I think Optaplanner has its own DSL, but we use the Java/JVM API: a 'solution' is just a normal JVM object, which references other objects in the usual way. Certain fields are annotated, which tells Optaplanner that it can mutate/alter them.

Implementing the domain objects is pretty natural. The only part that feels weird is that solving is completely based around mutation; whilst that's pretty idiomatic for Java, it feels a bit alien in Scala (I previously worked mostly in Haskell, and haven't written Java in over a decade).

There's a bunch of configuration boilerplate; including the following, which is the only Java code in the whole project (and almost looks like a parody of "Enterprise Java"!):

    class Config {
        public static ScoreDirectorFactoryConfig config =
            (new ScoreDirectorFactoryConfig())
            .withEasyScoreCalculatorClass(ScoreCalculator.class);
    }

IIRC, this had to be Java due to some weird self-referential interface that makes Scala's type-checker explode.
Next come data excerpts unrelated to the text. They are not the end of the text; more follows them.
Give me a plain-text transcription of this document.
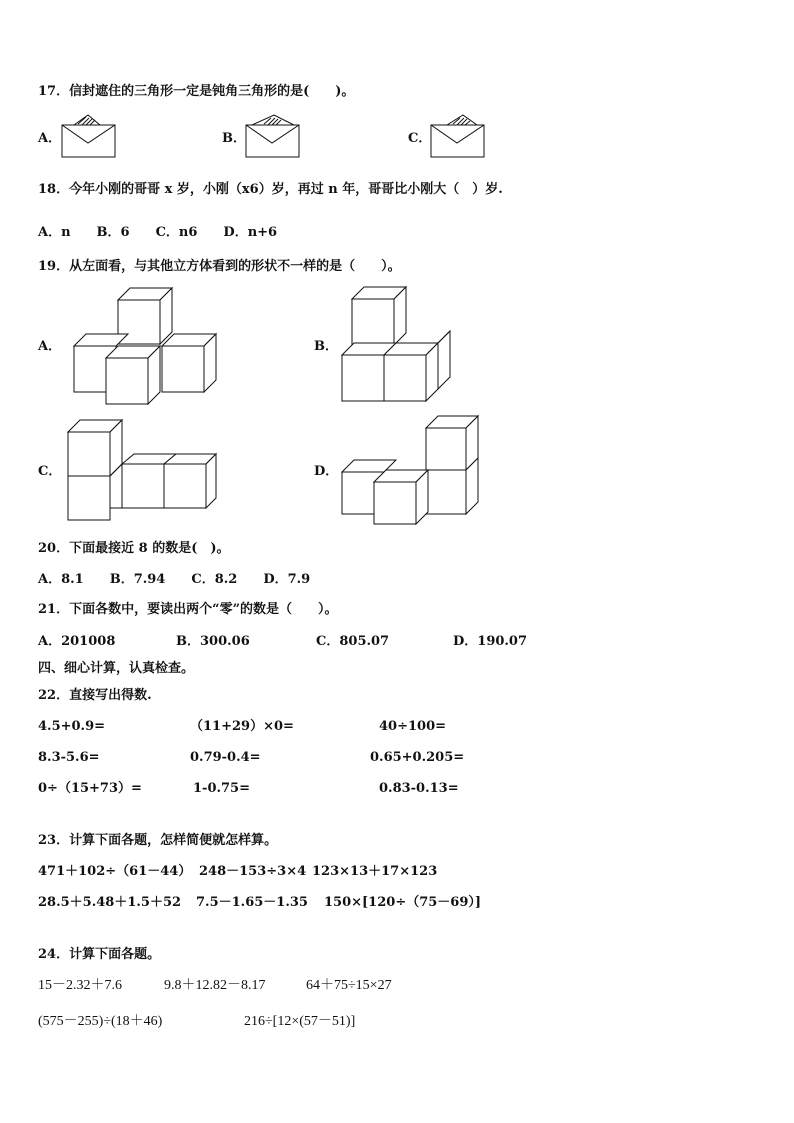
17．信封遮住的三角形一定是钝角三角形的是(　　)。
A．	B．	C．
18．今年小刚的哥哥 x 岁，小刚（x6）岁，再过 n 年，哥哥比小刚大（　）岁.
A．n　　B．6　　C．n6　　D．n+6
19．从左面看，与其他立方体看到的形状不一样的是（　　）。
A．	B．
C．	D．
20．下面最接近 8 的数是(　)。
A．8.1　　B．7.94　　C．8.2　　D．7.9
21．下面各数中，要读出两个“零”的数是（　　）。
A．201008	B．300.06	C．805.07	D．190.07
四、细心计算，认真检查。
22．直接写出得数.
4.5+0.9=	（11+29）×0=	40÷100=
8.3-5.6=	0.79-0.4=	0.65+0.205=
0÷（15+73）=	1-0.75=	0.83-0.13=
23．计算下面各题，怎样简便就怎样算。
471＋102÷（61－44） 248－153÷3×4 123×13＋17×123
28.5＋5.48＋1.5＋52 7.5－1.65－1.35 150×[120÷（75－69）]
24．计算下面各题。
15－2.32＋7.6	9.8＋12.82－8.17	64＋75÷15×27
(575－255)÷(18＋46)	216÷[12×(57－51)]
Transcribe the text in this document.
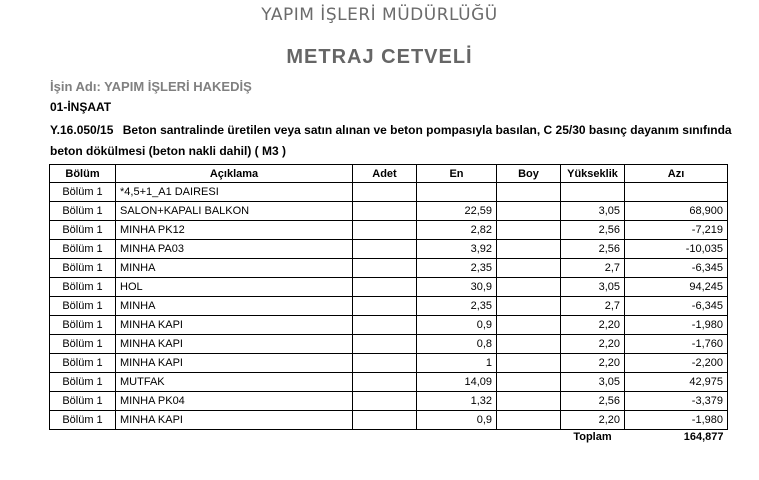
YAPIM İŞLERİ MÜDÜRLÜĞÜ
METRAJ CETVELİ
İşin Adı: YAPIM İŞLERİ HAKEDİŞ
01-İNŞAAT
Y.16.050/15 Beton santralinde üretilen veya satın alınan ve beton pompasıyla basılan, C 25/30 basınç dayanım sınıfında beton dökülmesi (beton nakli dahil) ( M3 )
Bölüm	Açıklama	Adet	En	Boy	Yükseklik	Azı
Bölüm 1	*4,5+1_A1 DAIRESI					
Bölüm 1	SALON+KAPALI BALKON		22,59		3,05	68,900
Bölüm 1	MINHA PK12		2,82		2,56	-7,219
Bölüm 1	MINHA PA03		3,92		2,56	-10,035
Bölüm 1	MINHA		2,35		2,7	-6,345
Bölüm 1	HOL		30,9		3,05	94,245
Bölüm 1	MINHA		2,35		2,7	-6,345
Bölüm 1	MINHA KAPI		0,9		2,20	-1,980
Bölüm 1	MINHA KAPI		0,8		2,20	-1,760
Bölüm 1	MINHA KAPI		1		2,20	-2,200
Bölüm 1	MUTFAK		14,09		3,05	42,975
Bölüm 1	MINHA PK04		1,32		2,56	-3,379
Bölüm 1	MINHA KAPI		0,9		2,20	-1,980
					Toplam	164,877
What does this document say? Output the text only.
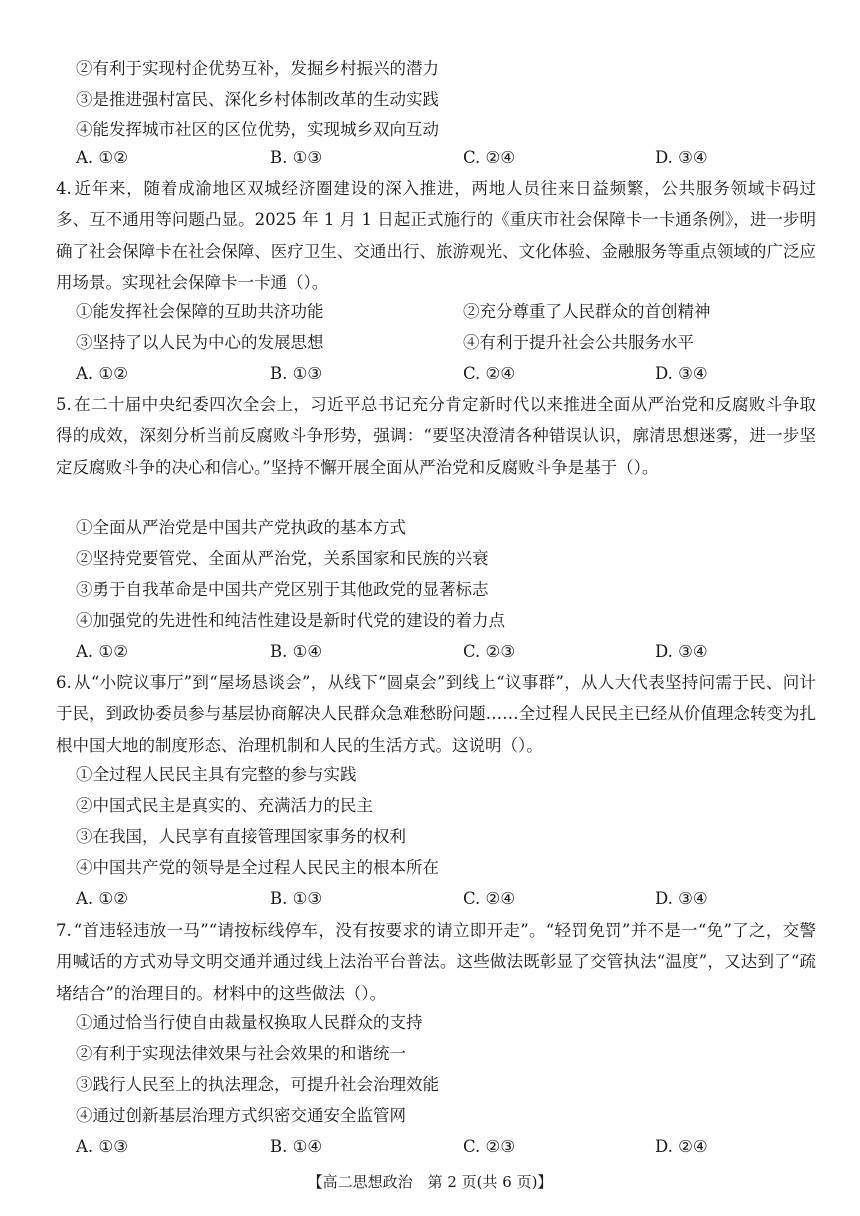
②有利于实现村企优势互补，发掘乡村振兴的潜力
③是推进强村富民、深化乡村体制改革的生动实践
④能发挥城市社区的区位优势，实现城乡双向互动
A. ①②	B. ①③	C. ②④	D. ③④
4. 近年来，随着成渝地区双城经济圈建设的深入推进，两地人员往来日益频繁，公共服务领域卡码过多、互不通用等问题凸显。2025 年 1 月 1 日起正式施行的《重庆市社会保障卡一卡通条例》，进一步明确了社会保障卡在社会保障、医疗卫生、交通出行、旅游观光、文化体验、金融服务等重点领域的广泛应用场景。实现社会保障卡一卡通（）。
①能发挥社会保障的互助共济功能	②充分尊重了人民群众的首创精神
③坚持了以人民为中心的发展思想	④有利于提升社会公共服务水平
A. ①②	B. ①③	C. ②④	D. ③④
5. 在二十届中央纪委四次全会上，习近平总书记充分肯定新时代以来推进全面从严治党和反腐败斗争取得的成效，深刻分析当前反腐败斗争形势，强调：“要坚决澄清各种错误认识，廓清思想迷雾，进一步坚定反腐败斗争的决心和信心。”坚持不懈开展全面从严治党和反腐败斗争是基于（）。
①全面从严治党是中国共产党执政的基本方式
②坚持党要管党、全面从严治党，关系国家和民族的兴衰
③勇于自我革命是中国共产党区别于其他政党的显著标志
④加强党的先进性和纯洁性建设是新时代党的建设的着力点
A. ①②	B. ①④	C. ②③	D. ③④
6. 从“小院议事厅”到“屋场恳谈会”，从线下“圆桌会”到线上“议事群”，从人大代表坚持问需于民、问计于民，到政协委员参与基层协商解决人民群众急难愁盼问题……全过程人民民主已经从价值理念转变为扎根中国大地的制度形态、治理机制和人民的生活方式。这说明（）。
①全过程人民民主具有完整的参与实践
②中国式民主是真实的、充满活力的民主
③在我国，人民享有直接管理国家事务的权利
④中国共产党的领导是全过程人民民主的根本所在
A. ①②	B. ①③	C. ②④	D. ③④
7. “首违轻违放一马”“请按标线停车，没有按要求的请立即开走”。“轻罚免罚”并不是一“免”了之，交警用喊话的方式劝导文明交通并通过线上法治平台普法。这些做法既彰显了交管执法“温度”，又达到了“疏堵结合”的治理目的。材料中的这些做法（）。
①通过恰当行使自由裁量权换取人民群众的支持
②有利于实现法律效果与社会效果的和谐统一
③践行人民至上的执法理念，可提升社会治理效能
④通过创新基层治理方式织密交通安全监管网
A. ①③	B. ①④	C. ②③	D. ②④
【高二思想政治　第 2 页(共 6 页)】
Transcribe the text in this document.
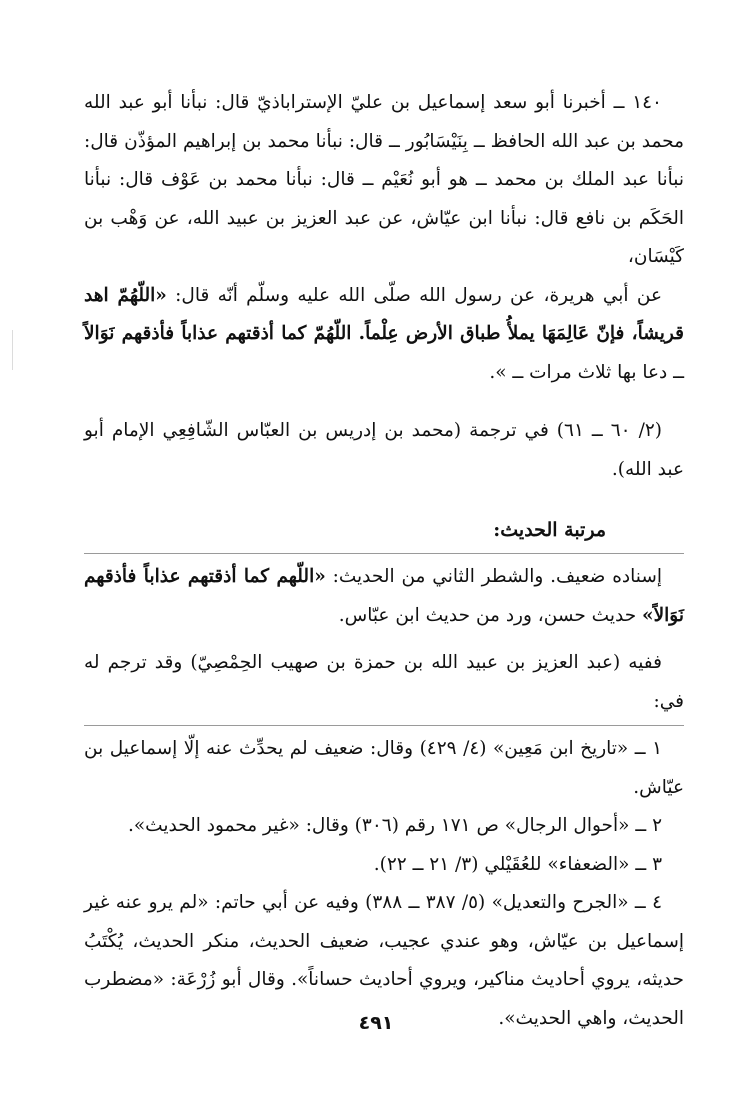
١٤٠ ــ أخبرنا أبو سعد إسماعيل بن عليّ الإستراباذيّ قال: نبأنا أبو عبد الله محمد بن عبد الله الحافظ ــ بِنَيْسَابُور ــ قال: نبأنا محمد بن إبراهيم المؤذّن قال: نبأنا عبد الملك بن محمد ــ هو أبو نُعَيْم ــ قال: نبأنا محمد بن عَوْف قال: نبأنا الحَكَم بن نافع قال: نبأنا ابن عيّاش، عن عبد العزيز بن عبيد الله، عن وَهْب بن كَيْسَان،

عن أبي هريرة، عن رسول الله صلّى الله عليه وسلّم أنّه قال: «اللّهُمّ اهد قريشاً، فإنّ عَالِمَهَا يملأُ طباق الأرض عِلْماً. اللّهُمّ كما أذقتهم عذاباً فأذقهم نَوَالاً ــ دعا بها ثلاث مرات ــ ».

(٢/ ٦٠ ــ ٦١) في ترجمة (محمد بن إدريس بن العبّاس الشّافِعِي الإمام أبو عبد الله).

مرتبة الحديث:

إسناده ضعيف. والشطر الثاني من الحديث: «اللّهم كما أذقتهم عذاباً فأذقهم نَوَالاً» حديث حسن، ورد من حديث ابن عبّاس.

ففيه (عبد العزيز بن عبيد الله بن حمزة بن صهيب الحِمْصِيّ) وقد ترجم له في:

١ ــ «تاريخ ابن مَعِين» (٤/ ٤٢٩) وقال: ضعيف لم يحدِّث عنه إلّا إسماعيل بن عيّاش.

٢ ــ «أحوال الرجال» ص ١٧١ رقم (٣٠٦) وقال: «غير محمود الحديث».

٣ ــ «الضعفاء» للعُقَيْلي (٣/ ٢١ ــ ٢٢).

٤ ــ «الجرح والتعديل» (٥/ ٣٨٧ ــ ٣٨٨) وفيه عن أبي حاتم: «لم يرو عنه غير إسماعيل بن عيّاش، وهو عندي عجيب، ضعيف الحديث، منكر الحديث، يُكْتَبُ حديثه، يروي أحاديث مناكير، ويروي أحاديث حساناً». وقال أبو زُرْعَة: «مضطرب الحديث، واهي الحديث».

٤٩١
We can give each solution both a "hard" score and a "soft" score, where the soft score will be sacrificed if it improves the hard score. We use the hard score to count errors which make a solution invalid (e.g. trying to assign two people to the same seat); and the soft score as a weighted sum of mismatched seat attributes (e.g. it would be nice to stay facing the same direction; but not crucial).

Once the problem has been defined, it can be sent to a bunch of solvers; we use simulated annealing with a timeout. Since it's an anytime-algorithm, we can adjust the timeout to however long we're prepared to wait.

To avoid "obvious" problems in Optaplanner's results, we send them through a simple hill-climbing loop to ensure we're at a local maximum.